Bavaria officially scraps 2040 climate neutrality target
Süddeutsche Zeitung
Bavaria is officially abandoning its 2040 climate neutrality target, citing the energy crisis triggered by Russia’s invasion of Ukraine and Germany’s nuclear phase-out as factors that government lawmakers say have made the goal unworkable, German newspaper Süddeutsche Zeitung reported. The change was agreed by the state’s coalition government, which holds a comfortable majority in the state’s parliament, making the necessary approval a formality.
The southern state will now align with the federal government’s 2045 climate neutrality target. Bavaria’s environment minister Thorsten Glauber, a member of the conservative regional Free Voters party, described the revised goal as more “feasible” and “honest”.

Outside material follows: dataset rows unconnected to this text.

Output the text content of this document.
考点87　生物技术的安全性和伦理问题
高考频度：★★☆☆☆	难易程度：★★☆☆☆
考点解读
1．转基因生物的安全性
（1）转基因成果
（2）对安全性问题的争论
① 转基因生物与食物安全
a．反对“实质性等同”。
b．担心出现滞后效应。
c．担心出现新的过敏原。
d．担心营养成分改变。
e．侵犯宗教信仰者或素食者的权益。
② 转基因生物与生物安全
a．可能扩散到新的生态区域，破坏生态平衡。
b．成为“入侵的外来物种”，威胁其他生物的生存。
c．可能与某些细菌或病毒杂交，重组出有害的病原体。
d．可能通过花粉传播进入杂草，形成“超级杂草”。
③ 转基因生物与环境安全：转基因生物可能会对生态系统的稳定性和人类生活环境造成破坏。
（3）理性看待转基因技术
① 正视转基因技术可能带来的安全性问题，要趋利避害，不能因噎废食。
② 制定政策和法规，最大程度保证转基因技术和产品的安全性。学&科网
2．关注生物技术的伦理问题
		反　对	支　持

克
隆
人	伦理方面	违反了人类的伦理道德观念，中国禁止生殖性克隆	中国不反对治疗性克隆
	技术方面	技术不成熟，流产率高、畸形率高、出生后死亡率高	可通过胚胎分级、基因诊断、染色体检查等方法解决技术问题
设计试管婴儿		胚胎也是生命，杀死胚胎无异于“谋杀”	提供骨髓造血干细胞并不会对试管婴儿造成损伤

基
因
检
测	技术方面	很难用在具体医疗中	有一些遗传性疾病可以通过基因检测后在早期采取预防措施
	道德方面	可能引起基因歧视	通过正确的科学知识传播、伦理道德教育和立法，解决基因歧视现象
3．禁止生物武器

Bavaria’s state premier Markus Söder, a member of the conservative Christian Social Union (CSU), the sister party of Chancellor Friedrich Merz’s CDU, had committed to the 2040 target in July 2021, in the wake of devastating floods that destroyed villages and killed more than 100 people in the Ahr Valley. He said at the time that the world was on the “threshold of epochal changes”.
Opposition lawmakers were swift to criticise the reversal. Green Party state parliamentary group leader Katharina Schulze said Bavaria had “achieved absolutely nothing” in tackling emissions-intensive sectors such as transport and heating. Social Democrat environment politician Harry Scheuenstuhl pointed to just three new wind turbines added in the state this year as evidence of government failure on climate policy. Regensburg university climate expert Michael Sterner told Süddeutsche Zeitung that policymakers should be speeding up renewable energy deployment in response to Russia’s “fossil wars” and Middle East conflicts.

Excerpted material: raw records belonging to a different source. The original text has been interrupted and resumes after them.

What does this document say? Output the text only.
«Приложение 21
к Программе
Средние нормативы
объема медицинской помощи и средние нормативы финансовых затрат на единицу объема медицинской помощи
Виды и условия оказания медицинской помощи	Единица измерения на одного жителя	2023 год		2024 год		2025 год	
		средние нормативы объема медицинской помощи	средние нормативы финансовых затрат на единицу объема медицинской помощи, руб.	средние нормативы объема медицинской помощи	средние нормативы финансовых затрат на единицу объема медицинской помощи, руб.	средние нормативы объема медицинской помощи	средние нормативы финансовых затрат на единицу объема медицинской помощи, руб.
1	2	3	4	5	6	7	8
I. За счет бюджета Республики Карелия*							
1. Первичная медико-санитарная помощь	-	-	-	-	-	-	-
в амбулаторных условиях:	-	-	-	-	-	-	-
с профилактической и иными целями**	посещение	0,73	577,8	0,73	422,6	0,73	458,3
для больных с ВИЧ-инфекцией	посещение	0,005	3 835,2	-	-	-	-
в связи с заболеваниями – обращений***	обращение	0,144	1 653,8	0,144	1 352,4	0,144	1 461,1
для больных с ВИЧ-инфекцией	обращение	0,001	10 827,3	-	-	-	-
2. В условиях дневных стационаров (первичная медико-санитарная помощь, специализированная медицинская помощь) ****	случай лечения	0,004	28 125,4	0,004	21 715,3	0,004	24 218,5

Despite his coalition’s decision to scrap the target, Glauber warned that failing to act on climate change would ultimately prove more costly than reducing emissions now, given rising damage and adaptation costs from extreme weather.
Bavaria had signalled its intention to delay the target as far back as November 2025. In Germany’s federal system, the states have limited authority when it comes to climate and energy legislation. However, they can for example introduce legislation that specifies or tightens energy efficiency rules, or set stricter targets. Voters in Hamburg – one of Germany’s 16 federal states and its second-largest city, in October approved a referendum requiring the city to reach climate neutrality by 2040 — five years earlier than the federal target.